It sounds like the consensus opinion is that it mostly isn't worth the trouble of doing pork chops sous vide. (BTW, when I said "bland" above, I was actually thinking about texture, rather than flavour: I was hoping for a superior texture by using sous vide.) I still have high hopes for pork tenderloin, belly and shoulder, though!
Last night's 24-hour flatiron steaks came out wonderfully, though a friend raised the question as to whether it really requires 24 hours, since flatiron is already a pretty tender cut, despite being from the shoulder. Has anyone tried it for shorter periods of time with any success?
I also did a side-by-side comparison of searing in a hot pan vs. with a torch, and found that the steak seared with the torch stayed more pink than the one done in the hot pan, though the latter still had a great texture. I suspect my underpowered stove and the thinness of the steaks I had were to blame, so I think I'll be using the torch a fair bit from now on.
For a change of pace, we went back to the pan sear method for ribeye (I get the pan SUPER hot) and the results were nice but I have to say that we all liked the torched steaks better.
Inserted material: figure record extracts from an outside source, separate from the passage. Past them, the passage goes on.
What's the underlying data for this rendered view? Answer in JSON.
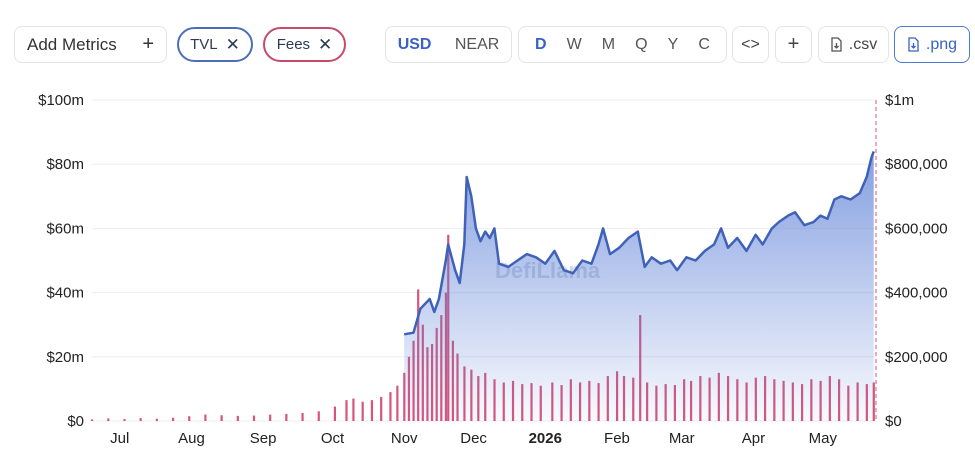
{
  "toolbar": {
    "add_metrics_label": "Add Metrics",
    "add_metrics_icon": "+",
    "metric_pills": [
      {
        "label": "TVL",
        "color": "#4a6fb8"
      },
      {
        "label": "Fees",
        "color": "#c84a6a"
      }
    ],
    "currency_options": [
      "USD",
      "NEAR"
    ],
    "currency_selected": "USD",
    "period_options": [
      "D",
      "W",
      "M",
      "Q",
      "Y",
      "C"
    ],
    "period_selected": "D",
    "embed_label": "<>",
    "plus_label": "+",
    "csv_label": ".csv",
    "png_label": ".png"
  },
  "watermark": "DefiLlama",
  "chart_data": {
    "type": "area+bar",
    "x_tick_labels": [
      "Jul",
      "Aug",
      "Sep",
      "Oct",
      "Nov",
      "Dec",
      "2026",
      "Feb",
      "Mar",
      "Apr",
      "May"
    ],
    "y_left_ticks": [
      "$0",
      "$20m",
      "$40m",
      "$60m",
      "$80m",
      "$100m"
    ],
    "y_right_ticks": [
      "$0",
      "$200,000",
      "$400,000",
      "$600,000",
      "$800,000",
      "$1m"
    ],
    "ylim_left": [
      0,
      100000000
    ],
    "ylim_right": [
      0,
      1000000
    ],
    "series": [
      {
        "name": "TVL",
        "axis": "left",
        "kind": "area",
        "color": "#3f62b8",
        "points": [
          [
            "2025-11-01",
            27000000
          ],
          [
            "2025-11-05",
            27500000
          ],
          [
            "2025-11-08",
            35000000
          ],
          [
            "2025-11-12",
            38000000
          ],
          [
            "2025-11-14",
            34000000
          ],
          [
            "2025-11-16",
            38000000
          ],
          [
            "2025-11-19",
            50000000
          ],
          [
            "2025-11-20",
            55000000
          ],
          [
            "2025-11-23",
            47000000
          ],
          [
            "2025-11-25",
            43000000
          ],
          [
            "2025-11-27",
            55000000
          ],
          [
            "2025-11-28",
            76000000
          ],
          [
            "2025-11-30",
            70000000
          ],
          [
            "2025-12-02",
            60000000
          ],
          [
            "2025-12-04",
            56000000
          ],
          [
            "2025-12-06",
            59000000
          ],
          [
            "2025-12-08",
            57000000
          ],
          [
            "2025-12-10",
            60000000
          ],
          [
            "2025-12-12",
            49000000
          ],
          [
            "2025-12-16",
            48000000
          ],
          [
            "2025-12-20",
            50000000
          ],
          [
            "2025-12-24",
            52000000
          ],
          [
            "2025-12-28",
            51000000
          ],
          [
            "2026-01-01",
            49000000
          ],
          [
            "2026-01-05",
            53000000
          ],
          [
            "2026-01-09",
            47000000
          ],
          [
            "2026-01-13",
            46000000
          ],
          [
            "2026-01-17",
            50000000
          ],
          [
            "2026-01-21",
            49000000
          ],
          [
            "2026-01-24",
            55000000
          ],
          [
            "2026-01-26",
            60000000
          ],
          [
            "2026-01-29",
            52000000
          ],
          [
            "2026-02-02",
            54000000
          ],
          [
            "2026-02-06",
            57000000
          ],
          [
            "2026-02-10",
            59000000
          ],
          [
            "2026-02-13",
            48000000
          ],
          [
            "2026-02-16",
            51000000
          ],
          [
            "2026-02-20",
            49000000
          ],
          [
            "2026-02-24",
            50000000
          ],
          [
            "2026-02-27",
            47000000
          ],
          [
            "2026-03-03",
            51000000
          ],
          [
            "2026-03-07",
            50000000
          ],
          [
            "2026-03-11",
            53000000
          ],
          [
            "2026-03-15",
            55000000
          ],
          [
            "2026-03-18",
            60000000
          ],
          [
            "2026-03-21",
            54000000
          ],
          [
            "2026-03-25",
            57000000
          ],
          [
            "2026-03-29",
            53000000
          ],
          [
            "2026-04-02",
            58000000
          ],
          [
            "2026-04-05",
            55000000
          ],
          [
            "2026-04-09",
            60000000
          ],
          [
            "2026-04-12",
            62000000
          ],
          [
            "2026-04-16",
            64000000
          ],
          [
            "2026-04-19",
            65000000
          ],
          [
            "2026-04-23",
            61000000
          ],
          [
            "2026-04-27",
            62000000
          ],
          [
            "2026-04-30",
            64000000
          ],
          [
            "2026-05-03",
            63000000
          ],
          [
            "2026-05-06",
            69000000
          ],
          [
            "2026-05-09",
            70000000
          ],
          [
            "2026-05-13",
            69000000
          ],
          [
            "2026-05-17",
            71000000
          ],
          [
            "2026-05-20",
            76000000
          ],
          [
            "2026-05-22",
            82000000
          ],
          [
            "2026-05-23",
            84000000
          ]
        ]
      },
      {
        "name": "Fees",
        "axis": "right",
        "kind": "bar",
        "color": "#d7557a",
        "points": [
          [
            "2025-06-19",
            5000
          ],
          [
            "2025-06-26",
            8000
          ],
          [
            "2025-07-03",
            6000
          ],
          [
            "2025-07-10",
            9000
          ],
          [
            "2025-07-17",
            7000
          ],
          [
            "2025-07-24",
            10000
          ],
          [
            "2025-07-31",
            15000
          ],
          [
            "2025-08-07",
            20000
          ],
          [
            "2025-08-14",
            18000
          ],
          [
            "2025-08-21",
            16000
          ],
          [
            "2025-08-28",
            17000
          ],
          [
            "2025-09-04",
            20000
          ],
          [
            "2025-09-11",
            22000
          ],
          [
            "2025-09-18",
            25000
          ],
          [
            "2025-09-25",
            30000
          ],
          [
            "2025-10-02",
            45000
          ],
          [
            "2025-10-07",
            65000
          ],
          [
            "2025-10-10",
            70000
          ],
          [
            "2025-10-14",
            60000
          ],
          [
            "2025-10-18",
            65000
          ],
          [
            "2025-10-22",
            75000
          ],
          [
            "2025-10-26",
            90000
          ],
          [
            "2025-10-29",
            110000
          ],
          [
            "2025-11-01",
            150000
          ],
          [
            "2025-11-03",
            200000
          ],
          [
            "2025-11-05",
            250000
          ],
          [
            "2025-11-07",
            410000
          ],
          [
            "2025-11-09",
            300000
          ],
          [
            "2025-11-11",
            230000
          ],
          [
            "2025-11-13",
            240000
          ],
          [
            "2025-11-15",
            290000
          ],
          [
            "2025-11-17",
            330000
          ],
          [
            "2025-11-19",
            400000
          ],
          [
            "2025-11-20",
            580000
          ],
          [
            "2025-11-22",
            250000
          ],
          [
            "2025-11-24",
            210000
          ],
          [
            "2025-11-27",
            170000
          ],
          [
            "2025-11-30",
            160000
          ],
          [
            "2025-12-03",
            140000
          ],
          [
            "2025-12-06",
            150000
          ],
          [
            "2025-12-10",
            130000
          ],
          [
            "2025-12-14",
            120000
          ],
          [
            "2025-12-18",
            125000
          ],
          [
            "2025-12-22",
            115000
          ],
          [
            "2025-12-26",
            118000
          ],
          [
            "2025-12-30",
            110000
          ],
          [
            "2026-01-04",
            120000
          ],
          [
            "2026-01-08",
            112000
          ],
          [
            "2026-01-12",
            130000
          ],
          [
            "2026-01-16",
            120000
          ],
          [
            "2026-01-20",
            125000
          ],
          [
            "2026-01-24",
            118000
          ],
          [
            "2026-01-28",
            140000
          ],
          [
            "2026-02-01",
            155000
          ],
          [
            "2026-02-04",
            140000
          ],
          [
            "2026-02-08",
            135000
          ],
          [
            "2026-02-11",
            330000
          ],
          [
            "2026-02-14",
            120000
          ],
          [
            "2026-02-18",
            110000
          ],
          [
            "2026-02-22",
            115000
          ],
          [
            "2026-02-26",
            112000
          ],
          [
            "2026-03-02",
            130000
          ],
          [
            "2026-03-05",
            125000
          ],
          [
            "2026-03-09",
            140000
          ],
          [
            "2026-03-13",
            135000
          ],
          [
            "2026-03-17",
            150000
          ],
          [
            "2026-03-21",
            140000
          ],
          [
            "2026-03-25",
            130000
          ],
          [
            "2026-03-29",
            120000
          ],
          [
            "2026-04-02",
            135000
          ],
          [
            "2026-04-06",
            140000
          ],
          [
            "2026-04-10",
            130000
          ],
          [
            "2026-04-14",
            125000
          ],
          [
            "2026-04-18",
            120000
          ],
          [
            "2026-04-22",
            115000
          ],
          [
            "2026-04-26",
            130000
          ],
          [
            "2026-04-30",
            125000
          ],
          [
            "2026-05-04",
            140000
          ],
          [
            "2026-05-08",
            130000
          ],
          [
            "2026-05-12",
            110000
          ],
          [
            "2026-05-16",
            120000
          ],
          [
            "2026-05-20",
            115000
          ],
          [
            "2026-05-23",
            120000
          ]
        ]
      }
    ],
    "x_range": [
      "2025-06-19",
      "2026-05-24"
    ],
    "grid": true,
    "legend": "none"
  }
}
We also cooked a nice thick ribeye using the Ducasse method -- the crust looked gorgeous but the consensus was that while the crust looked better than the torched steak, it actually was less tasty than the torched crust. And much more of the steak was 'overcooked' than sous-vide plus torch.
I wouldn't say that pork isn't worth the effort. I would say that if you are looking for transformation, you won't find it as much in pork as in other cuts (you might find it with pork belly or shoulder, but I haven't tried belly and my pork shoulder experiment was very good but nothing compared to my 14 hour slow smoked shoulders).
I agree with Merridith that sourcing seems even more critical than with beef. I also never cook pork sous-vide without brining first.
Good point...I do brine as well: a 7% salt 3% sugar brine is my favorite. I did cook belly twice and it was sublime - and transformed. I cooked it relatively high (80C) to get the fat softened, after first brining for 24 hours with aromatics. I took it from the bag and quick chilled it, cut it in cubes and then flash fried it to "brown and serve." It was sensational, decadent and DEFINITELY transformed. I used the bag juices, amended with reduced sweet cider, cider vinegar, brown sugar and balsamic vinegar, and this made a fabulous sauce. Brine, formula is: 7–10% salt, 0–3% sugar, water solution (70–100 grams salt and 0–30 grams sugar per 1 liter).